国家地方共建人形机器人创新中心江磊:实现具身智能需要新数据、新模型
机器人公司仅做机器人,可能不够了。
(资料图片)
“未来有竞争力的人形机器人公司,需要硬件能力、模型能力、数据能力和训练场能力四位一体。”在7月11日于济宁召开的2026机器人企业家尼山峰会上,国家地方共建人形机器人创新中心首席科学家江磊在接受经济观察报等媒体采访时表示。
在近期对国内机器人公司的调研过程中,江磊发现头部机器人企业纷纷布局上述四项能力,这已经成为行业主流选择。
比如,宇树科技在其招股说明书中表示,拟募资约20亿元投入智能机器人模型研发项目,接近募资比例的50%。
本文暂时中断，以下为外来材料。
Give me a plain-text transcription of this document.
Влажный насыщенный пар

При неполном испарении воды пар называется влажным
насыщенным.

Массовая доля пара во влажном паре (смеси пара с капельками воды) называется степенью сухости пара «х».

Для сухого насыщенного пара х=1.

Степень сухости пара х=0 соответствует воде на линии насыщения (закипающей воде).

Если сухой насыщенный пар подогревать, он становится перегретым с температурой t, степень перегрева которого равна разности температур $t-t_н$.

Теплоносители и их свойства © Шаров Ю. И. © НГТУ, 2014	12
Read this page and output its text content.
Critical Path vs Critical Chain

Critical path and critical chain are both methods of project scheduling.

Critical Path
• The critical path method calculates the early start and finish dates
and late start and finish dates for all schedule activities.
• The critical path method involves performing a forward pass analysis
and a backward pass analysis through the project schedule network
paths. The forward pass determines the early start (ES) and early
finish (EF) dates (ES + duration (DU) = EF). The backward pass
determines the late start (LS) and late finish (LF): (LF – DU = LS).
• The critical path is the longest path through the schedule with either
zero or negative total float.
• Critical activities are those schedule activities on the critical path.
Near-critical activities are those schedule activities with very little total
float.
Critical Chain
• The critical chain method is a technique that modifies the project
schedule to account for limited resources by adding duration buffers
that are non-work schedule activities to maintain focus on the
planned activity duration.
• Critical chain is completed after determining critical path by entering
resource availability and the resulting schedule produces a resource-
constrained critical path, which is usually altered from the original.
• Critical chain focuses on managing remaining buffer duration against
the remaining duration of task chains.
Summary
宇树科技指出,当前高性能通用机器人行业正处于商业化突破与技术迭代加速的关键阶段,算力支撑薄弱、高质量数据缺乏导致模型智能化程度不足,成为制约行业发展的重要瓶颈。
当前机器人行业的一大问题在于难以进入真实场景替代人工,只能进行跳舞、表演等,在舞台场景中应用。
“跳舞、表演方面的成功,证明了国内在机器人控制系统方面已经有了很大突破,但行业依然面临‘智能’方面的挑战。”江磊表示。
机器人跳舞、表演都是按照事先输入的程序完成固定动作,且舞台不能受外界干扰。但如果让机器人“进厂干活”,尤其是替代人工完成各类繁杂重复性工作,就需要实时调试、调整程序。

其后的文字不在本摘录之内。